Malgré ce langage abscons et bureaucratique, c’est clair que le renforcement de l’appareil de répression de l’État est dirigé contre l’opposition croissante de la classe ouvrière. Les conditions sociales en Thuringe sont explosives. Elle compte parmi les plus pauvres des États allemands. Selon les chiffres actuels de l’Office fédéral des statistiques, un ménage sur six (16,6 pour cent) est menacé de pauvreté, dont un cinquième des enfants et des jeunes de moins de 18 ans.

Les politiques de droite du Parti de gauche et sa collaboration avec tous les autres partis ouvrent la voie aux luttes de classes à venir et renforcent l’AfD.

Trente ans après la réunification allemande, les effets sociaux et politiques de la réintroduction des rapports de propriété capitaliste dans l’ancienne RDA sont évidents pour tous. On a utilisé le déclin social à l’Est comme un bélier pour décimer les conditions sociales à l’Ouest, et créer un énorme secteur à bas salaires et imposer la misère sociale. Dans le même temps, la classe dirigeante a réagi à la crise capitaliste mondiale en se réarmant et en se préparant à la guerre, et en construisant l’ADF comme un parti fasciste.

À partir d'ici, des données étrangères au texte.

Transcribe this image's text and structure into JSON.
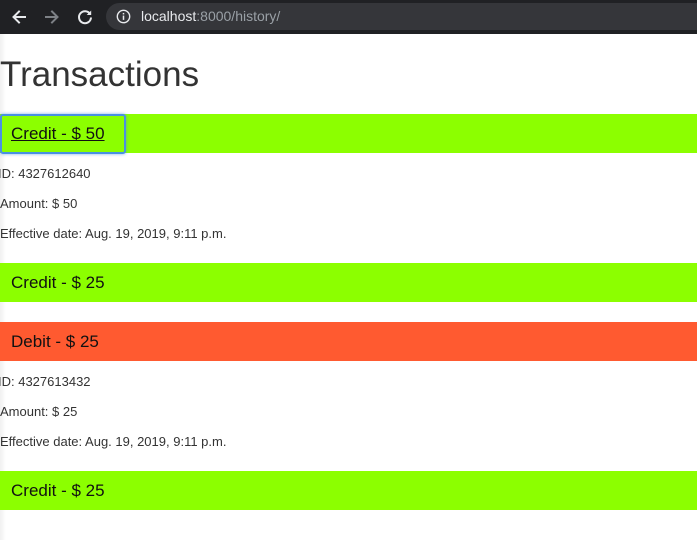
{
  "browser": {
    "url_host": "localhost",
    "url_rest": ":8000/history/"
  },
  "page": {
    "title": "Transactions"
  },
  "transactions": [
    {
      "label": "Credit - $ 50",
      "type": "credit",
      "expanded": true,
      "focused": true,
      "details": {
        "id": "ID: 4327612640",
        "amount": "Amount: $ 50",
        "effective_date": "Effective date: Aug. 19, 2019, 9:11 p.m."
      }
    },
    {
      "label": "Credit - $ 25",
      "type": "credit",
      "expanded": false
    },
    {
      "label": "Debit - $ 25",
      "type": "debit",
      "expanded": true,
      "details": {
        "id": "ID: 4327613432",
        "amount": "Amount: $ 25",
        "effective_date": "Effective date: Aug. 19, 2019, 9:11 p.m."
      }
    },
    {
      "label": "Credit - $ 25",
      "type": "credit",
      "expanded": false
    }
  ],
  "colors": {
    "credit": "#8cff00",
    "debit": "#ff5a30",
    "focus": "#4a90e2"
  }
}
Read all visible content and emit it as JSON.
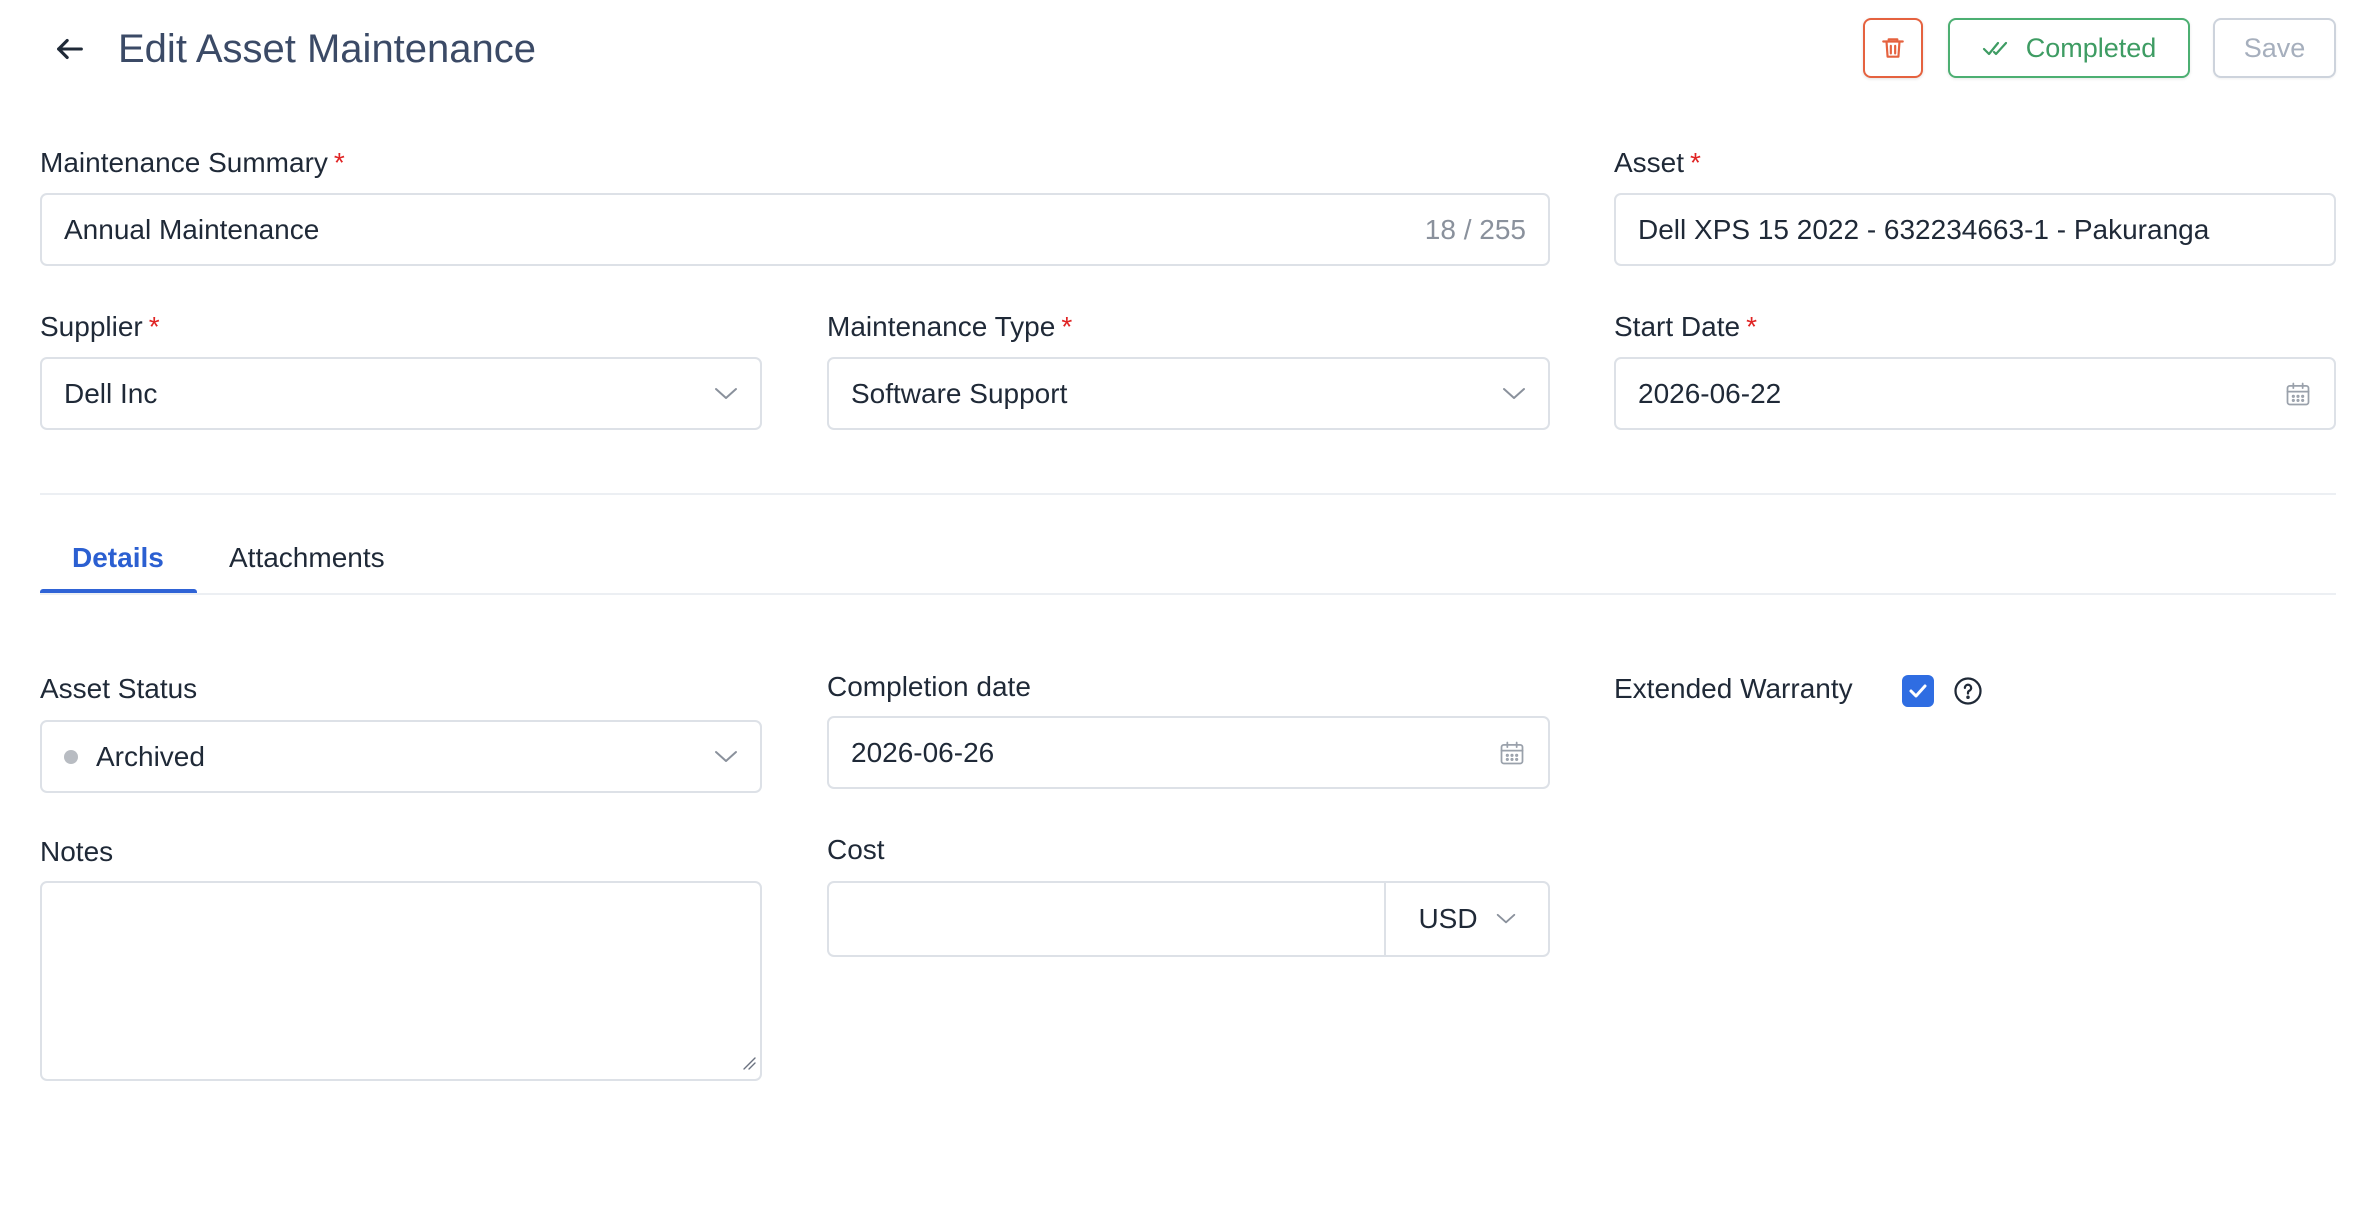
{
  "header": {
    "title": "Edit Asset Maintenance",
    "completed_label": "Completed",
    "save_label": "Save"
  },
  "form": {
    "summary": {
      "label": "Maintenance Summary",
      "required": "*",
      "value": "Annual Maintenance",
      "counter": "18 / 255"
    },
    "asset": {
      "label": "Asset",
      "required": "*",
      "value": "Dell XPS 15 2022 - 632234663-1 - Pakuranga"
    },
    "supplier": {
      "label": "Supplier",
      "required": "*",
      "value": "Dell Inc"
    },
    "maintenance_type": {
      "label": "Maintenance Type",
      "required": "*",
      "value": "Software Support"
    },
    "start_date": {
      "label": "Start Date",
      "required": "*",
      "value": "2026-06-22"
    }
  },
  "tabs": [
    {
      "label": "Details",
      "active": true
    },
    {
      "label": "Attachments",
      "active": false
    }
  ],
  "details": {
    "asset_status": {
      "label": "Asset Status",
      "value": "Archived",
      "dot_color": "#b8bcc2"
    },
    "completion_date": {
      "label": "Completion date",
      "value": "2026-06-26"
    },
    "extended_warranty": {
      "label": "Extended Warranty",
      "checked": true
    },
    "notes": {
      "label": "Notes",
      "value": ""
    },
    "cost": {
      "label": "Cost",
      "value": "",
      "currency": "USD"
    }
  },
  "colors": {
    "accent": "#2f63d6",
    "success": "#4caf72",
    "danger": "#e5623f",
    "required": "#e02424"
  },
  "icons": {
    "back": "arrow-left-icon",
    "delete": "trash-icon",
    "completed": "double-check-icon",
    "dropdown": "chevron-down-icon",
    "date": "calendar-icon",
    "help": "question-circle-icon"
  }
}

Pour combattre le danger fasciste, le rôle joué par le parti de gauche doit être clairement énoncé. Avec sa politique pro-capitaliste de droite, le parti, dont le prédécesseur a organisé la réintroduction des rapports de propriété capitaliste en RDA il y a 30 ans, porte une responsabilité significative dans la montée de l’AfD. En particulier, le fait que le parti ait imposé une catastrophe sociale tout en se présentant comme un parti nominalement «de gauche» a intensifié la frustration sociale et la confusion politique que l’extrême droite exploite.

Il est nécessaire d’en tirer les leçons. Dans le contexte de la crise capitaliste la plus profonde depuis les années 1930, tous les partis établis resserrent les rangs et s’orientent politiquement vers l’AfD. On peut seulement arrêter le retour de la classe dirigeante au militarisme, au fascisme et à la guerre par la mobilisation de la classe ouvrière internationale de manière indépendante sur un programme socialiste. La question décisive est la construction du Sozialistische Gleichheitspartei (SGP — Parti de l’égalité socialiste) et du Comité international de la Quatrième Internationale comme direction révolutionnaire de la classe ouvrière.